Jobs survived a rare form of pancreatic cancer in 2004, and his current medical problems are thought to be related to his cancer surgery.
"He was one real sick guy," an unnamed source told the Journal. "Fundamentally he was starving to death over a nine-month period. He couldn't digest protein. [But] he took corrective action."
Bloomberg News reported Monday that Jobs was "actively involved" in preparations for the WWDC, according to an unnamed source.
"We look forward to Steve returning to Apple at the end of June," was all the famously tight-lipped company would say.

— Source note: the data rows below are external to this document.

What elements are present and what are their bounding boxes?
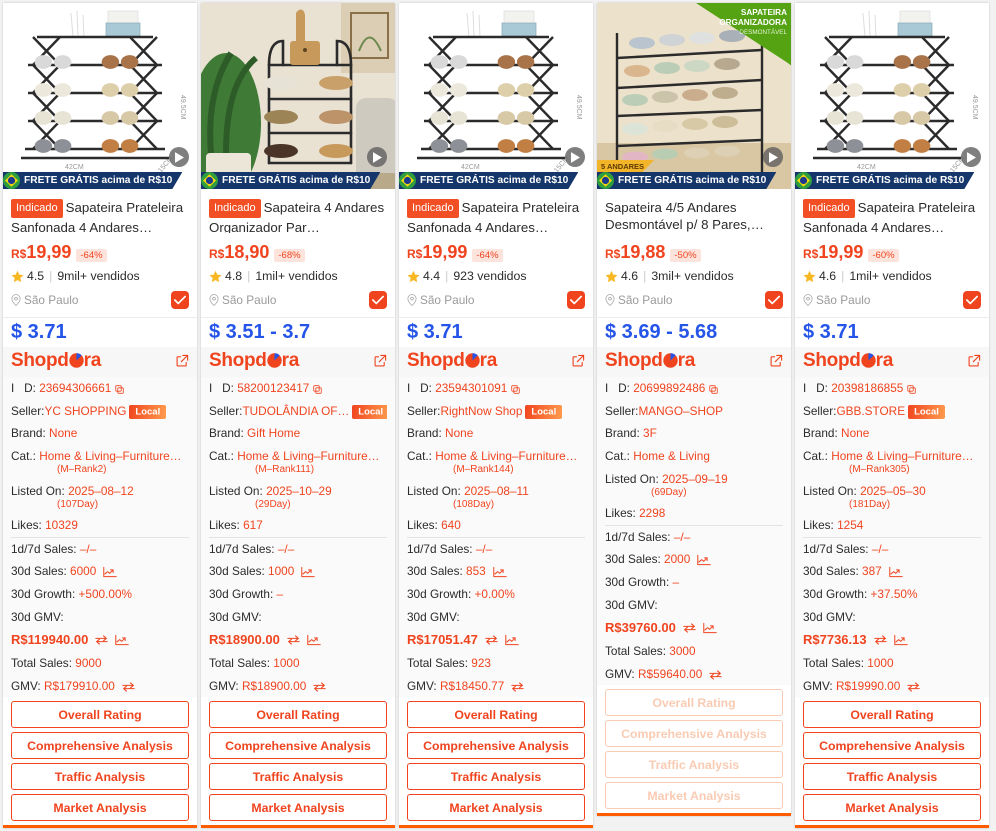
svg-text:42CM: 42CM (857, 164, 876, 171)
svg-text:42CM: 42CM (461, 164, 480, 171)
svg-text:42CM: 42CM (65, 164, 84, 171)
svg-text:49.5CM: 49.5CM (971, 95, 978, 120)
svg-text:49.5CM: 49.5CM (179, 95, 186, 120)
svg-text:49.5CM: 49.5CM (575, 95, 582, 120)
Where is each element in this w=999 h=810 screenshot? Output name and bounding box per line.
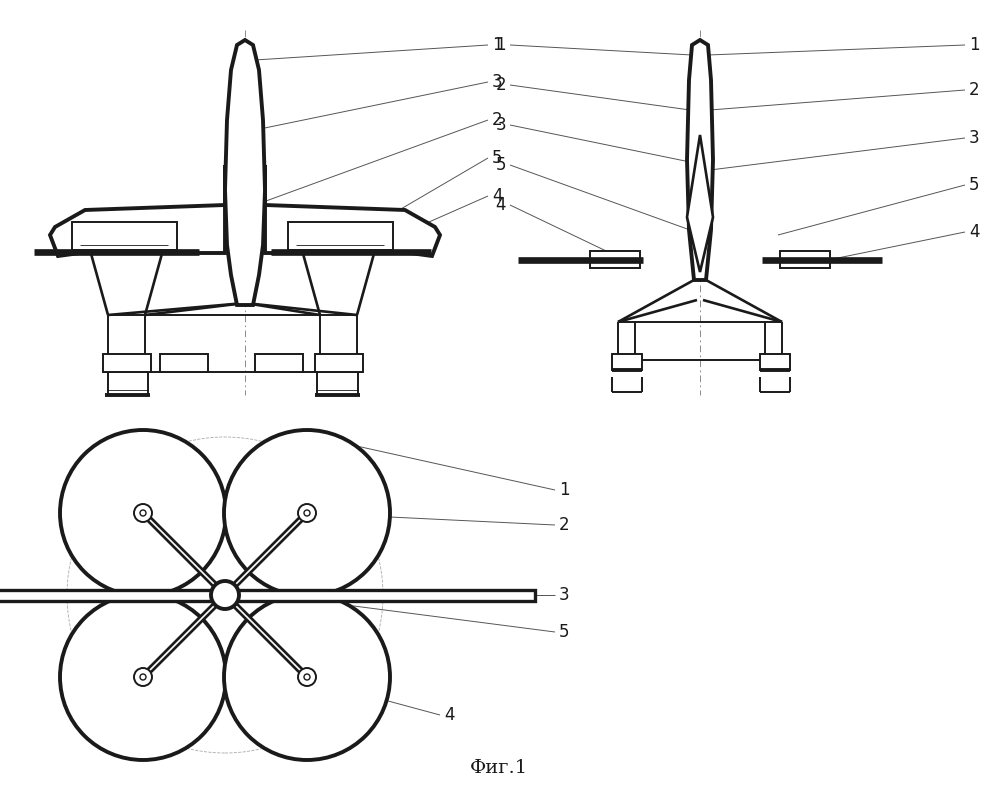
Text: 3: 3	[496, 116, 506, 134]
Text: Фиг.1: Фиг.1	[470, 759, 528, 777]
Text: 1: 1	[559, 481, 569, 499]
Polygon shape	[687, 135, 713, 272]
Text: 2: 2	[559, 516, 569, 534]
Bar	[315, 354, 363, 372]
Text: 1: 1	[496, 36, 506, 54]
Text: 2: 2	[496, 76, 506, 94]
Text: 1: 1	[492, 36, 502, 54]
Bar	[72, 222, 177, 250]
Bar	[612, 354, 642, 370]
Circle shape	[298, 504, 316, 522]
Circle shape	[298, 668, 316, 686]
Polygon shape	[223, 510, 310, 598]
Text: 3: 3	[559, 586, 569, 604]
Polygon shape	[687, 40, 713, 280]
Bar	[760, 354, 790, 370]
Bar	[590, 251, 640, 268]
Polygon shape	[141, 510, 228, 598]
Polygon shape	[223, 593, 310, 680]
Text: 5: 5	[496, 156, 506, 174]
Bar	[103, 354, 151, 372]
Circle shape	[304, 510, 310, 516]
Circle shape	[224, 594, 390, 760]
Polygon shape	[225, 40, 265, 305]
Text: 3: 3	[969, 129, 980, 147]
Text: 1: 1	[969, 36, 980, 54]
Text: 4: 4	[496, 196, 506, 214]
Bar	[0, 590, 535, 600]
Bar	[288, 222, 393, 250]
Circle shape	[60, 594, 226, 760]
Polygon shape	[141, 593, 228, 680]
Circle shape	[140, 674, 146, 680]
Bar	[780, 251, 830, 268]
Bar	[160, 354, 208, 372]
Circle shape	[60, 430, 226, 596]
Text: 5: 5	[492, 149, 502, 167]
Circle shape	[134, 668, 152, 686]
Text: 5: 5	[559, 623, 569, 641]
Text: 3: 3	[492, 73, 502, 91]
Text: 4: 4	[444, 706, 455, 724]
Text: 4: 4	[492, 187, 502, 205]
Circle shape	[140, 510, 146, 516]
Circle shape	[211, 581, 239, 609]
Text: 4: 4	[969, 223, 979, 241]
Bar	[255, 354, 303, 372]
Text: 2: 2	[969, 81, 980, 99]
Polygon shape	[50, 165, 225, 256]
Circle shape	[304, 674, 310, 680]
Text: 2: 2	[492, 111, 502, 129]
Circle shape	[134, 504, 152, 522]
Text: 5: 5	[969, 176, 979, 194]
Circle shape	[224, 430, 390, 596]
Polygon shape	[265, 165, 440, 256]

Schiller began his initial address with news about Apple's MacBook line, boosting the speed, memory and data storage of the 15-inch MacBook Pro and upgrading the 13-inch MacBook into the "Pro" category.
He also announced a large price cut on the solid-state-drive version of the MacBook Air, which was dropping from $2,500 to $1,800, and showcased Apple's upcoming Mac OS X 10.6 Snow Leopard operating system and version 4 of the Safari Web browser.
Less glamorous but probably as important to Apple's bottom line was the news that Snow Leopard would have support for Microsoft Exchange-based e-mail servers, which could greatly expand Apple's share of corporate customers.
Unlike previous upgrades, which have cost $129 each, Apple will be pricing Snow Leopard at $29 for individuals, and $49 for a five-machine "family pack." Snow Leopard will be available in September, one month ahead of Microsoft's Windows 7.
The other thing that didn't show up Monday was a smaller, cheaper new iPhone model, which rumors said would run on Verizon Wireless' network.
First-place Verizon doesn't have a marquee smartphone along the lines of second-place AT&T Wireless' iPhone, third-place Sprint's Palm Pre or fourth-place T-Mobile's G1.
The Pre debuted on Saturday to strong sales and strong reviews, though few would venture to say it was the long-awaited "iPhone killer." Sprint and Best Buy stores ran out of units quickly amid reports of manufacturing shortfalls.
AT&T is two years into a five-year exclusive deal to offer the iPhone in the U.S. But it's possible Apple could give a future mini-iPhone a different name to dodge the AT&T contract.